Pinterest is a great tool for many companies and organizations yet is surprisingly underused. If your target audience is women, ranging in age from teens to middle age, you need to start using this valuable resource. Pinterest is also worth using if you are a college student or young professional who hopes to enter the fashion, beauty, crafting or food industry.

On the other hand, if your target demographic is men, younger kids or older adults, Pinterest may not not the right social media site for you. You would be be better off focusing your energy elsewhere. Pinterest is also not right for companies or organizations that don’t have a visual product or service. Pinterest is great for showing off retail products or images with quick advice or facts.

To effectively use Pinterest requires the ability to select interesting photographs or infographics that link to a website with useful information. Don’t use Pinterest just to blatantly promote your brand. If you’re doing the social media for a fashion company, make sure to also pin images from other brands and include links to general interest fashion stories. No Pinterest user wants to be slapped with blatant advertising.

LinkedIn

If your company has more than ten employees, it needs a LinkedIn page. It can be used to recruit the best employees and to promote your organization. If you are a student or professional, you also should create a LinkedIn page. LinkedIn is where your personal branding begins.

To get the most out of LinkedIn as a student or young professional, you should aim to find at least fifty connections. This should not be difficult if you search for past coworkers, classmates and others that you meet at networking events. Include a brief summary that highlights your personal qualities, career or educational history and information that makes your stand out from others in your field. Make sure that your work history only includes relevant jobs and contains bullet points with useful descriptions.

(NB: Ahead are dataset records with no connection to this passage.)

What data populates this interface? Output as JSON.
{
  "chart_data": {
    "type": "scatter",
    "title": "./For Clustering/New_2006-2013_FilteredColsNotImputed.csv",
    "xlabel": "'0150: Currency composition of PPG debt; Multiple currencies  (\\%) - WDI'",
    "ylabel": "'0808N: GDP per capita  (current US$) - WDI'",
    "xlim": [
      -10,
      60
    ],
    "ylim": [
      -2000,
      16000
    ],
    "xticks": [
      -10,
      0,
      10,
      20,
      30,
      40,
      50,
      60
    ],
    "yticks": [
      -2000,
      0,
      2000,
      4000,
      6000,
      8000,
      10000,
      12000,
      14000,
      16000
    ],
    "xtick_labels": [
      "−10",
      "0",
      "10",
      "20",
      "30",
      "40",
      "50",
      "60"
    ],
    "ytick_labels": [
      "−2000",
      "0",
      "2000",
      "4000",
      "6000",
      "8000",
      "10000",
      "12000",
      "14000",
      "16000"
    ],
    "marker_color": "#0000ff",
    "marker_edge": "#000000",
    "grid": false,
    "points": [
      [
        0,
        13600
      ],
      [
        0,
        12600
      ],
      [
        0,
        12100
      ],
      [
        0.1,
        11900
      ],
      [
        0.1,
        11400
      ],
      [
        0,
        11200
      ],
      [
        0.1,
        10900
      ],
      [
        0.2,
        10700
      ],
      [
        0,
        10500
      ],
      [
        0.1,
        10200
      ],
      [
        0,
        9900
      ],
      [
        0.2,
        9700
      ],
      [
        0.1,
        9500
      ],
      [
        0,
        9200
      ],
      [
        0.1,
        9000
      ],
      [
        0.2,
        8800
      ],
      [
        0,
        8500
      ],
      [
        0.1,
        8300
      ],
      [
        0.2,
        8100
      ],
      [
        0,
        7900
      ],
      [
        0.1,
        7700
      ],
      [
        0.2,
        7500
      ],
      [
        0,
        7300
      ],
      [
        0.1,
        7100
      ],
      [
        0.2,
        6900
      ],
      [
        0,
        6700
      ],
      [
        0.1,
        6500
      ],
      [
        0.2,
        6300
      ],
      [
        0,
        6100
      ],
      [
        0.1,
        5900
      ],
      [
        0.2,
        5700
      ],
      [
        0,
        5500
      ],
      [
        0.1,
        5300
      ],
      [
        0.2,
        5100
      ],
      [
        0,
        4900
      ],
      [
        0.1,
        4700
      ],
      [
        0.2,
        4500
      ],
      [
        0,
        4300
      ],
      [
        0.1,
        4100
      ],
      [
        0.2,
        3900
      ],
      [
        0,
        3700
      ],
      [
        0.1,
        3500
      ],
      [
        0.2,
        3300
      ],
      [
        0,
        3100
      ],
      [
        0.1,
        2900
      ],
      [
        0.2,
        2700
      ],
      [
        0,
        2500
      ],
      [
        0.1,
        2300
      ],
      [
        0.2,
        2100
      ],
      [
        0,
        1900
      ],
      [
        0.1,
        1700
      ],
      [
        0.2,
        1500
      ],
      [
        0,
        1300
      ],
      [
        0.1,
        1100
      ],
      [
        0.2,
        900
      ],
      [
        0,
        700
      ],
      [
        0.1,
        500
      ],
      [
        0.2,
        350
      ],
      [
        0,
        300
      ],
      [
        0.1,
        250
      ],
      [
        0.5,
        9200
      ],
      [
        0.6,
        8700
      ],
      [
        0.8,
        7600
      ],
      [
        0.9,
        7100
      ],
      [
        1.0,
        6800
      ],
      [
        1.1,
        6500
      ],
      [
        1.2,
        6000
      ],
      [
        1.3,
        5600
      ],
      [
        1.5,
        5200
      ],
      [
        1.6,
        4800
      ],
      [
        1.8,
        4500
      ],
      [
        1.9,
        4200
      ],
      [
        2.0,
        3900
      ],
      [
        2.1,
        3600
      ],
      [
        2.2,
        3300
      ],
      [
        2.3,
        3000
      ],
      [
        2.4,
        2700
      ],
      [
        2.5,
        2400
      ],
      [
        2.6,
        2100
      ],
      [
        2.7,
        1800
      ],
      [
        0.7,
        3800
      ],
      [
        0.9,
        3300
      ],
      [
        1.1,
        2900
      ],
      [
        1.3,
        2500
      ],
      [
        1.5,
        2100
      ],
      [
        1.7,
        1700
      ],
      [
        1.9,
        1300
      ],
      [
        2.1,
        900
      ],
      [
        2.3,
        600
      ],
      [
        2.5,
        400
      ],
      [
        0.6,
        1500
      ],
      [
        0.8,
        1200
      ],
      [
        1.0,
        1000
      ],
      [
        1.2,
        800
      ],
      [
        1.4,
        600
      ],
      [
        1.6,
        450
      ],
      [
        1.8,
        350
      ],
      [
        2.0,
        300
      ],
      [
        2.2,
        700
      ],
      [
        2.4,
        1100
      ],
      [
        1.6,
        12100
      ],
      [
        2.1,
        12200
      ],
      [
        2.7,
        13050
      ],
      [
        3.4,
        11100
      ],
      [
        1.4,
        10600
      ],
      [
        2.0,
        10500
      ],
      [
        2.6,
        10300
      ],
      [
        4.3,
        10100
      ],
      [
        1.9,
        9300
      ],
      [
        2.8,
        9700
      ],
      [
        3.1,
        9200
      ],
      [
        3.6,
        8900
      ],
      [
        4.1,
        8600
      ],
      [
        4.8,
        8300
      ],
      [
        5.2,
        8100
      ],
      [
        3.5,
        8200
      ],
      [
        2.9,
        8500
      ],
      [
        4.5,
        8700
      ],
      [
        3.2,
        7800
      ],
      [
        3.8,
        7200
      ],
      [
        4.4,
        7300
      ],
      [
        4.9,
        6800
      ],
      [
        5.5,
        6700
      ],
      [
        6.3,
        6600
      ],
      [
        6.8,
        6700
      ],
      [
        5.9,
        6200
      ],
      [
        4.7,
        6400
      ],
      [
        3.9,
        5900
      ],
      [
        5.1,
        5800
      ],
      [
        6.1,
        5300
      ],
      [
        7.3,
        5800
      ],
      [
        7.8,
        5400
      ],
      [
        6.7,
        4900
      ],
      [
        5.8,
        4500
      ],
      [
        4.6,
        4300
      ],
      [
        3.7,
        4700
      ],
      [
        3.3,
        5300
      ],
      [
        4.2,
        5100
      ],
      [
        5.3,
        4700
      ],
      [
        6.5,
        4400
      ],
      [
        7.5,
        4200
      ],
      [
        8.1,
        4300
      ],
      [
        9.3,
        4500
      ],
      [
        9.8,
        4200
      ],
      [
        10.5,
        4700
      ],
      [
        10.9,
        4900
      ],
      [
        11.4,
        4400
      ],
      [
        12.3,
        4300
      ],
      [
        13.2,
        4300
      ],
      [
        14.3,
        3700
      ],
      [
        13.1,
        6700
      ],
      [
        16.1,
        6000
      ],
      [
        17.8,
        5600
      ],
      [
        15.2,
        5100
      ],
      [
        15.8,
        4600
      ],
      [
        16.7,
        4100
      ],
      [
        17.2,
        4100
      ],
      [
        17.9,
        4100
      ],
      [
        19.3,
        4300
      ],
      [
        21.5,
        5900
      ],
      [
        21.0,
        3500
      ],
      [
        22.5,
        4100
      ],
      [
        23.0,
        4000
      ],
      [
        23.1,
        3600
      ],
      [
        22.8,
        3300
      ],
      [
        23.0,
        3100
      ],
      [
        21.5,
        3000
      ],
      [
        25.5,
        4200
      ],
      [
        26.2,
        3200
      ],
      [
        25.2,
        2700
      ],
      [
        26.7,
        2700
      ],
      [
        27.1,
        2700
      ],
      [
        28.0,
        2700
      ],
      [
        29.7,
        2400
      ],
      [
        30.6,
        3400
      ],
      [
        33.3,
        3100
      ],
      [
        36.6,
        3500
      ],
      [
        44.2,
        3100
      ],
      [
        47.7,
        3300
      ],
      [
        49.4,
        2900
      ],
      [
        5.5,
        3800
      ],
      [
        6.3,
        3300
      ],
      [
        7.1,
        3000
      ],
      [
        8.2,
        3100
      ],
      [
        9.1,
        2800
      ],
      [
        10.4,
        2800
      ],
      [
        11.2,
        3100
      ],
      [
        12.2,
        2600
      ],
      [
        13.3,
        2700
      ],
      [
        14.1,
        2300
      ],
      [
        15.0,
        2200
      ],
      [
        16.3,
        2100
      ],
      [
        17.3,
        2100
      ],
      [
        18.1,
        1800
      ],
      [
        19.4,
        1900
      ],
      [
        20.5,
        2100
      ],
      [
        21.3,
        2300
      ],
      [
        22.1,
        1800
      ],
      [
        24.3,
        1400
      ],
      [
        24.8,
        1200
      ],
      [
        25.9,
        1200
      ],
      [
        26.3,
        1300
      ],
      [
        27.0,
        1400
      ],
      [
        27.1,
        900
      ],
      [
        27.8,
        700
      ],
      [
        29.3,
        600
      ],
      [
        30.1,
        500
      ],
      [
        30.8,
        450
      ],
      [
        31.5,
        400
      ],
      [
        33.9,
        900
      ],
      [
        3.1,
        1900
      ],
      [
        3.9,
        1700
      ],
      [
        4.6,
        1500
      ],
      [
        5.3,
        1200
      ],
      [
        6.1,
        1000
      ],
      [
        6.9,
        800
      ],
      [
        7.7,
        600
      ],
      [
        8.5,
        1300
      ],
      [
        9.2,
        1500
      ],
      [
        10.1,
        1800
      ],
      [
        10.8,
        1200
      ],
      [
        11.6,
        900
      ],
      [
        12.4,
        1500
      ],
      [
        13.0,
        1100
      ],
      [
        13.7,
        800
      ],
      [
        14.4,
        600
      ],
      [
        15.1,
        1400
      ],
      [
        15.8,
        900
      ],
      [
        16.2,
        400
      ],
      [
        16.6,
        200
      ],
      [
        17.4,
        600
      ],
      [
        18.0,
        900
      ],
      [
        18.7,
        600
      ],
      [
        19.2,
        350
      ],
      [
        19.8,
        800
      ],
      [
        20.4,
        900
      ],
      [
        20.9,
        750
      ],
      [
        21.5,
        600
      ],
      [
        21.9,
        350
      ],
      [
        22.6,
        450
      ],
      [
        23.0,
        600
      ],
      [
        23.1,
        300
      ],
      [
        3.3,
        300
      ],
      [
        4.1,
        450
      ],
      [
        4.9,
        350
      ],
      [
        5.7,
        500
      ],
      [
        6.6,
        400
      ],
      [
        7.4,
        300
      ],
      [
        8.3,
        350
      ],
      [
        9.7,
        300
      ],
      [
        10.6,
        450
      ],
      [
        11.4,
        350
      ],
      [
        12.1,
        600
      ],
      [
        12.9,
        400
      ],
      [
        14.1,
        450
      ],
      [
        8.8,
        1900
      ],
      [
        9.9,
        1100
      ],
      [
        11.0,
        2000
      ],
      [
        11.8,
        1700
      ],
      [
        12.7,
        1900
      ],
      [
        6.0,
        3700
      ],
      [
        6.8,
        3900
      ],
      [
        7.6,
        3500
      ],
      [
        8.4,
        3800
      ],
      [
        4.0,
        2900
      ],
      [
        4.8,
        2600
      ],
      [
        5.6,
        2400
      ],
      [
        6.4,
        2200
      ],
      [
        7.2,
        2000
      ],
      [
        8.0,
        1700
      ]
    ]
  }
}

LinkedIn has features that allow you to sections showcasing projects you have worked on, articles you have written, personal certifications, awards, course descriptions, interests and career highlights. Try to incorporate as much relevant information as you can onto your LinkedIn page. Consider it to be an extended version of your resume that includes portfolio work and a reflection of who you are as possible. Lastly, use LinkedIn to join professional groups and to follow companies that you may hope to work for in the future.